Une petite fille de 4 ans, presque endormie, entendit un murmure venant de la chambre de sa sœur d’à peine 1 an :
« La la la… endort-toi… »
Elle cligna des yeux, croyant rêver… mais le berceau se balançait tout seul, lentement, comme si des mains invisibles l’accompagnaient. Son cœur battait à toute vitesse. Tremblante, elle courut réveiller ses parents.
Ils entrèrent dans la chambre. Le silence. Le berceau grinçait toujours. La voix reprit, plus nette, plus menaçante, comme si elle venait de nulle part… mais juste derrière eux.
« La la la… endort-toi… »
Une bourrasque glaciale fit claquer la fenêtre.
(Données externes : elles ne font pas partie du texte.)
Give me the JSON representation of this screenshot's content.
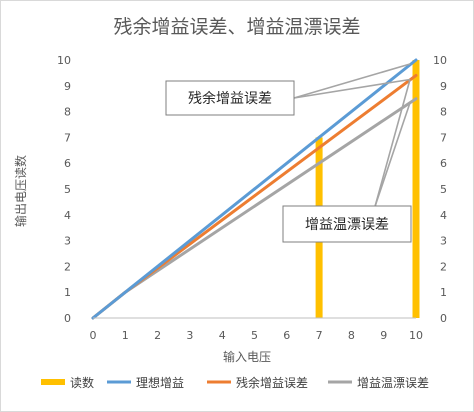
{
  "chart_data": {
    "type": "line",
    "title": "残余增益误差、增益温漂误差",
    "xlabel": "输入电压",
    "ylabel": "输出电压读数",
    "xlim": [
      0,
      10
    ],
    "ylim": [
      0,
      10
    ],
    "x_ticks": [
      "0",
      "1",
      "2",
      "3",
      "4",
      "5",
      "6",
      "7",
      "8",
      "9",
      "10"
    ],
    "y_ticks": [
      "0",
      "1",
      "2",
      "3",
      "4",
      "5",
      "6",
      "7",
      "8",
      "9",
      "10"
    ],
    "grid": false,
    "legend_position": "bottom",
    "series": [
      {
        "name": "读数",
        "type": "bar",
        "color": "#FFC000",
        "points": [
          [
            7,
            7
          ],
          [
            10,
            10
          ]
        ]
      },
      {
        "name": "理想增益",
        "type": "line",
        "color": "#5B9BD5",
        "points": [
          [
            0,
            0
          ],
          [
            10,
            10
          ]
        ]
      },
      {
        "name": "残余增益误差",
        "type": "line",
        "color": "#ED7D31",
        "points": [
          [
            0,
            0
          ],
          [
            1,
            1
          ],
          [
            10,
            9.4
          ]
        ]
      },
      {
        "name": "增益温漂误差",
        "type": "line",
        "color": "#A5A5A5",
        "points": [
          [
            0,
            0
          ],
          [
            1,
            1
          ],
          [
            10,
            8.5
          ]
        ]
      }
    ],
    "annotations": [
      {
        "text": "残余增益误差",
        "color": "#A5A5A5"
      },
      {
        "text": "增益温漂误差",
        "color": "#A5A5A5"
      }
    ]
  }
}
Dans la pénombre, une silhouette glissait lentement devant le verre, silencieuse mais impossible à ignorer. Les murs semblaient murmurer… respirer… se rapprocher.
Personne n’osa rester dans la chambre. On raconte que cette maison ne s’était jamais remise de la disparition de l’ancienne nourrice. Son esprit semblait protéger les bébés… ou les réclamer.
Aujourd’hui encore, certains habitants de Chambly disent que si tu passes près de l’endroit où la maison se dressait, tard la nuit… tu pourrais entendre le vieux berceau grincer, une voix fredonner :
« La la la… endort-toi… »
Et parfois, une ombre glisse silencieusement derrière la fenêtre… guettant qui osera s’approcher.